Continua Compliant Devices Hit Market with Little Impact to Anemic Telehealth Growth: The industry consortium, Continua, recently announced that Continua compliant biometric devices will enter the market in 2009. Problem though is that Continua compliant devices only alleviate vendor lock-in for one can now mix and match Continua compliant devices from various vendors. Continua does not address the much broader and seemingly intractable problem of how to incorporate telehealth into the existing workflow of care providers and even more importantly, reimbursement models for telehealth remains immature. Until these issues are addressed, 2009 will not see a major boost in the sales of biometric devices.
Dreams of Big Fed Spending on HIT Do Not Materialize: Despite campaign promises and HIMSS Blueprints, healthcare reform and funding for HIT will not materialize in any meaningful amount in 2009. Half of the problem will come from continued economic woes in other sectors seeking rescue from federal coffers that will start drying up. The other half of the problem will result from healthcare reform, in all its many guises, that languishes as Congress over-reaches with its multitudinous approaches and little reconciliation in ’09. We expect 2010 to hold more promise.

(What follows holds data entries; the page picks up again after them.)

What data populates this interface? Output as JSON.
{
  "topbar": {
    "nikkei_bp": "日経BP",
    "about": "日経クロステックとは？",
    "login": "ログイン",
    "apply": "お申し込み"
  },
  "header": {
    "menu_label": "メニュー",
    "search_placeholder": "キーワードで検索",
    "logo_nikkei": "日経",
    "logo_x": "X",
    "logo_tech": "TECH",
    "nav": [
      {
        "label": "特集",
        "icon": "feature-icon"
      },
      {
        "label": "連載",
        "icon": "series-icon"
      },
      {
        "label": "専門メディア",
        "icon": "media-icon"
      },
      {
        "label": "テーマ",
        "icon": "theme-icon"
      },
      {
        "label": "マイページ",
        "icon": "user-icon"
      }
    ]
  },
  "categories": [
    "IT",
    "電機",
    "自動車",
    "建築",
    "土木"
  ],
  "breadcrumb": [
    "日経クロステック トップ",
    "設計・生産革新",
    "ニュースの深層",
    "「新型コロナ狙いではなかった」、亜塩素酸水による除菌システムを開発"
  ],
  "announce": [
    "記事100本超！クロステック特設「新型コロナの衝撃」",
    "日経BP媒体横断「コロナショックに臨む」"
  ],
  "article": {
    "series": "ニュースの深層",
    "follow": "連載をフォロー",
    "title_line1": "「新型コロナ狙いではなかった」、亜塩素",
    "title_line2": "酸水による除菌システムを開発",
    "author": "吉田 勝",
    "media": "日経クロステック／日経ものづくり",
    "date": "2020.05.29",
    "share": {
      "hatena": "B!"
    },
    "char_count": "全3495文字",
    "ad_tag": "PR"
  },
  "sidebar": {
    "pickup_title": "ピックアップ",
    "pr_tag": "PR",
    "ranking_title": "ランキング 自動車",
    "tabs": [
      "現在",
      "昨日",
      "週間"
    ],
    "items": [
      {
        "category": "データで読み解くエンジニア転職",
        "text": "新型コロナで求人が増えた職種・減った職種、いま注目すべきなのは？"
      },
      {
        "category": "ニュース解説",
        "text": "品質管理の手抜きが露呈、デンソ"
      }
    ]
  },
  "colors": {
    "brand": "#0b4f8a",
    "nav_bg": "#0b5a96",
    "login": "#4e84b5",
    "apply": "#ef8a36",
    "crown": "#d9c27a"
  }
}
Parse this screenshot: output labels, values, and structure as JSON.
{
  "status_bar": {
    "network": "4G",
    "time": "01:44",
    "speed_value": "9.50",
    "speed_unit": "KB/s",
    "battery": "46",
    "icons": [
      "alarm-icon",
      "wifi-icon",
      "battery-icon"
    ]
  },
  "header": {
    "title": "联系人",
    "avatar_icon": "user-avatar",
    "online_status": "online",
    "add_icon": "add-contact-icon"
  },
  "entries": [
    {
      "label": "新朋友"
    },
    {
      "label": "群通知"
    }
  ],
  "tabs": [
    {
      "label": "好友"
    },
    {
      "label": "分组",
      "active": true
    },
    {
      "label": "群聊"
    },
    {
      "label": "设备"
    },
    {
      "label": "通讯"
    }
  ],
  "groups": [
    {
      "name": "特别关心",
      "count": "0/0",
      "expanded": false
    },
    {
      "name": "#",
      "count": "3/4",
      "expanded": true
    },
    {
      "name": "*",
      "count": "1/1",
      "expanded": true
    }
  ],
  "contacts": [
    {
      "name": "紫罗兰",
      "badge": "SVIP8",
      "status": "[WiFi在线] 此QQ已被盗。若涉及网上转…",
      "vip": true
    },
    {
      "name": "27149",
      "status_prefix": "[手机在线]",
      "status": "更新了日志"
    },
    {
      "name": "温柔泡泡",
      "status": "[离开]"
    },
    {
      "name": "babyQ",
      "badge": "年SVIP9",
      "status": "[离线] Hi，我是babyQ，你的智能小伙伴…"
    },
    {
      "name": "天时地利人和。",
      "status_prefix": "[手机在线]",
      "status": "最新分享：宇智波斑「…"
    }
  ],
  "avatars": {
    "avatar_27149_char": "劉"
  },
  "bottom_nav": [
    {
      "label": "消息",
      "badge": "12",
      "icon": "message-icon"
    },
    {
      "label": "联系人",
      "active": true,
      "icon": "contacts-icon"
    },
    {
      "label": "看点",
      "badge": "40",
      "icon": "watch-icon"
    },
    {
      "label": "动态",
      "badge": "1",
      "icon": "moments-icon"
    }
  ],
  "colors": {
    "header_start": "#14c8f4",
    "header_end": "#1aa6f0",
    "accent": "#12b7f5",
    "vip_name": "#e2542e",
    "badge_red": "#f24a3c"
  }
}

mHealth Continues Expansion, Most Apps Lame: We see tremendous promise for mHealth and honestly believe it will be here that consumers truly engage in health and wellness at a very personal level. Despite the enormous potential, and a growing number of mHealth apps available for the consumer, we find that the vast majority of these apps are incredibly simplistic and do not fully leverage new smartphone capabilities. Over the course of 2009 we will see far more apps, particularly those originally developed for the iPhone, being re-purposed for Google’s Android OS, the BlackBerry OS and in Europe, for Nokia’s Symbian OS. Some truly novel, excellent apps are expected, but these will by far be in the minority.